Let us compare the various regression results. Figure 7.23(b) shows the vanilla regression, which as you can see fits the $N = 20$ data points very well. However, no one would believe that such a fitting curve can generalize to unseen data. Figure 7.23(c) shows the ridge regression result. When performing the analysis, we sweep a range of $\lambda$ and pick the value $\lambda = 0.5$ so that the fitted curve is neither too “wild” nor too “flat”. We can see that the fitting is improved. However, since the ridge regression only penalizes large-magnitude coefficients, the fitting is still not ideal. Figure 7.23(d) shows the LASSO regression result. Since the true model is a 4th-order polynomial and we use a 20th-order polynomial, the true solution is sparse. Therefore, LASSO is helpful, and hence we can pick a sparse solution.

The significance of LASSO is often not about the fitting of the data points but the number of active coefficients. In Figure 7.24 we show a comparison between the ground truth coefficients, the vanilla regression coefficients, the ridge regression coefficients, and the LASSO regression coefficients. It is evident that the LASSO solution contains a much smaller number of non-zeros compared to the ridge regression. Most of the high-order coefficients are zero. By contrast, the vanilla regression coefficients are wild. The ridge regression is better, but there are many non-zero high-order coefficients.
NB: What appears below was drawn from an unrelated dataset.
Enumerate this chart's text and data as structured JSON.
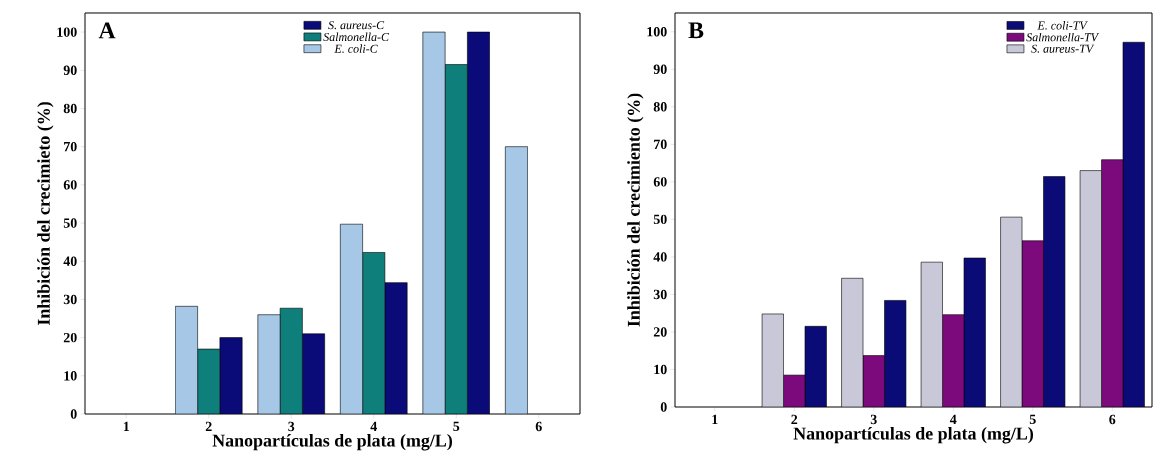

**Figure 7.24.** Coefficients of the regression models. (a) The ground truth model, which is a 4th-order polynomial. There are only 5 non-zero coefficients. (b) The vanilla regression coefficients. Note that the values are wild and large, although the curve fits the training data points very well. (c) The ridge regression coefficients. While the overall magnitudes are significantly improved from the vanilla, some high-order coefficients are still non-zero. (d) The LASSO regression coefficients. There are very few non-zeros, and the non-zeros match well with the ground truth.

Closing remark. In this section, we discussed two regularization techniques: ridge regression and LASSO regression. Both techniques are about adding a penalty term to the training loss to constrain the regression coefficients. In the optimization literature, writings on ridge and LASSO regression are abundant, covering both algorithms and theoretical properties. An example of a theoretical question addressed in the literature is: Under what conditions is LASSO guaranteed to recover the correct support of the solution, i.e., locating the correct positions of the non-zeros? Problems like these are beyond the scope of this book.